The Security for Border Journalists Binational Workshop, which was held at the South Texas College campus in McAllen, offered a series of trainings on how to deal with extreme situations, including cyber security and physical protection.
“These type of workshops are of very high importance due to the fact that there’s a good number of journalists that travel to Mexico to work on our job duties on different topics,” Victor Castillo said in Spanish.
Guest speakers included Angela Kerwin, consul general at the U.S. Consulate General in Matamoros, Tamaulipas, Mexico, and several journalists from Mexico and the United States, said Castillo, one of the organizers of the event and who has worked for a several news stations in the Rio Grande Valley.
Kerwin spoke about how violence affects both sides of the border and talked about her duties as the consul general, which include facilitating the communication between Brownsville and Matamoros government officials.
“These workshops are of great importance due to the need of creating a network between journalists and reporters to work in collaboration while conducting investigations,” Castillo said.
One workshop trained journalists on what to do in the event of a shooting.
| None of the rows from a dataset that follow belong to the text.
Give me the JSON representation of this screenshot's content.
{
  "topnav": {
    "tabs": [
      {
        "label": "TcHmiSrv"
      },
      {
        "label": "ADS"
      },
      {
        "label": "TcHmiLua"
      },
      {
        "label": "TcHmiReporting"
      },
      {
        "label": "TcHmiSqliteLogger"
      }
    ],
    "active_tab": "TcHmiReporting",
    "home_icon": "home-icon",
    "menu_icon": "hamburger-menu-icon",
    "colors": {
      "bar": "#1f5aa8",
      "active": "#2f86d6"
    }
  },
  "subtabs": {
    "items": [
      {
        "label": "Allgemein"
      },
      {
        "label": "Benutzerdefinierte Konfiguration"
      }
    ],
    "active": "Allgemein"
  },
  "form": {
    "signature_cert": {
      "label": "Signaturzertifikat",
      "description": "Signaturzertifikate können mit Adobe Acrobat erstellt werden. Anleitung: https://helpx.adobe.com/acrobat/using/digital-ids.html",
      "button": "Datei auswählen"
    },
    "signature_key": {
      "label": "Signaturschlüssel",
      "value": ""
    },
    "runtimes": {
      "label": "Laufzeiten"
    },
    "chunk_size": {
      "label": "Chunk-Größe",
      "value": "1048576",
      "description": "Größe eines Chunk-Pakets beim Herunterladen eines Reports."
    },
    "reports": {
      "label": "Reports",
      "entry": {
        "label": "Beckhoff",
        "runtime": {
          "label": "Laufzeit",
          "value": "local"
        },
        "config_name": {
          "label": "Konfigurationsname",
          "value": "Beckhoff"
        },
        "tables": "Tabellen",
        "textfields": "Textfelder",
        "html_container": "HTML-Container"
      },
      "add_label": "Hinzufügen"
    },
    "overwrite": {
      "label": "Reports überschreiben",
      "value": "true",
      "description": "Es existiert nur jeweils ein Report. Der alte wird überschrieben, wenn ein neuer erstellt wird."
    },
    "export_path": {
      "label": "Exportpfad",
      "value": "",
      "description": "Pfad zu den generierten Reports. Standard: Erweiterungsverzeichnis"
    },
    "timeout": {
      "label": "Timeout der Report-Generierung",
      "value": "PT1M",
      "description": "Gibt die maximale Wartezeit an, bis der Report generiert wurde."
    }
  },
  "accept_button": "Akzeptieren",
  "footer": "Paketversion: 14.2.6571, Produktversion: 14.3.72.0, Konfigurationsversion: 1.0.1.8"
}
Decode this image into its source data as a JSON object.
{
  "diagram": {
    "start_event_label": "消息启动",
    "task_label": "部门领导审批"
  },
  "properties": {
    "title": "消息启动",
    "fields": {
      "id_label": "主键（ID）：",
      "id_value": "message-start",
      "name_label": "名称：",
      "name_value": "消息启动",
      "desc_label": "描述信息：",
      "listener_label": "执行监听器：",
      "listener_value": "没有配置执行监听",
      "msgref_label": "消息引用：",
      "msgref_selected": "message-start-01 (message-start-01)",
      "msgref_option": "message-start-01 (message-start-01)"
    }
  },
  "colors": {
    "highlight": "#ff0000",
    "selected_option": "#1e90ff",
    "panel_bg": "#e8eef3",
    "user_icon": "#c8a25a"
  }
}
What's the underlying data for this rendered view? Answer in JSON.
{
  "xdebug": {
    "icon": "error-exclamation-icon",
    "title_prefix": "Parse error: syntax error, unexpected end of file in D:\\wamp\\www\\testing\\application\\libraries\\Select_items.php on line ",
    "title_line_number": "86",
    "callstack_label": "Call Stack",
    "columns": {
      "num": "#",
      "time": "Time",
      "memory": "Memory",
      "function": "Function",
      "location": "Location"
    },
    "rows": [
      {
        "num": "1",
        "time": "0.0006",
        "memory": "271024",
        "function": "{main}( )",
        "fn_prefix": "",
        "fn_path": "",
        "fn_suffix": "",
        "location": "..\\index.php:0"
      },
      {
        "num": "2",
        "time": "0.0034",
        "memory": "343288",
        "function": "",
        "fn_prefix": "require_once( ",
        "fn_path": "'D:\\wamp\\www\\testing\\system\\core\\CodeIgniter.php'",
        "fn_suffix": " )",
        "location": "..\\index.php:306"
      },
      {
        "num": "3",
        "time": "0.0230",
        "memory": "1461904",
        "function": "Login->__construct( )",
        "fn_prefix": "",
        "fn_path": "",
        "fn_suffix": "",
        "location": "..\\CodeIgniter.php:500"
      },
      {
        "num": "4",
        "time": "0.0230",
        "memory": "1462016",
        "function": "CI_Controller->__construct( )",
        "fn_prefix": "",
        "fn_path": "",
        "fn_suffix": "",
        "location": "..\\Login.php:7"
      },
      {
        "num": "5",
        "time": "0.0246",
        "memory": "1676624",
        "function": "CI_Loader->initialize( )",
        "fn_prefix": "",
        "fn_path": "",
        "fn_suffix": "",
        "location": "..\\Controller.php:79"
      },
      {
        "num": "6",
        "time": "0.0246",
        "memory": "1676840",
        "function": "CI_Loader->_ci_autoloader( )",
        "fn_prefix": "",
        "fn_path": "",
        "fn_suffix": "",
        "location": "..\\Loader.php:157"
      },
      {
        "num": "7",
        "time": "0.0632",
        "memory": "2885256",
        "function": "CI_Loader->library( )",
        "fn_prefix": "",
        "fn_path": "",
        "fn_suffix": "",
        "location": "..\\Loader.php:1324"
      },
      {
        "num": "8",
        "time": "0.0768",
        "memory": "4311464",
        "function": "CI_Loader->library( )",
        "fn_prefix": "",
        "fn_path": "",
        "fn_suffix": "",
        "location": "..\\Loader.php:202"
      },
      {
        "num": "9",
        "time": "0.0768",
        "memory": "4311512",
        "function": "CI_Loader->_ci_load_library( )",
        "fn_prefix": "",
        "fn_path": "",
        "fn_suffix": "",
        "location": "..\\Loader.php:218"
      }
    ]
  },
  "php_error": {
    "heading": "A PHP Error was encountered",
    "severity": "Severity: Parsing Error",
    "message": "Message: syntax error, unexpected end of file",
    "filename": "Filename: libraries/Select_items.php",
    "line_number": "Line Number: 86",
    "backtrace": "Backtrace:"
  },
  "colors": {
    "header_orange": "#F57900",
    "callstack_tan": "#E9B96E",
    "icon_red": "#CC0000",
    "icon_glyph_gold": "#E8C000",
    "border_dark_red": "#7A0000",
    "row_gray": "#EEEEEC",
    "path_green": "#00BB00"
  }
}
Bernardo Gómez, who is a security consultant and directs the Brigadas Regionales de Seguridad, a nonprofit organization that assist law enforcement agencies, demonstrated how to physically react and take photos during a shooting.
Gómez said journalists should always stand behind law enforcement officials and follow their instructions at all times.
The event also gave an inside look at what journalists from both sides of the border face when reporting.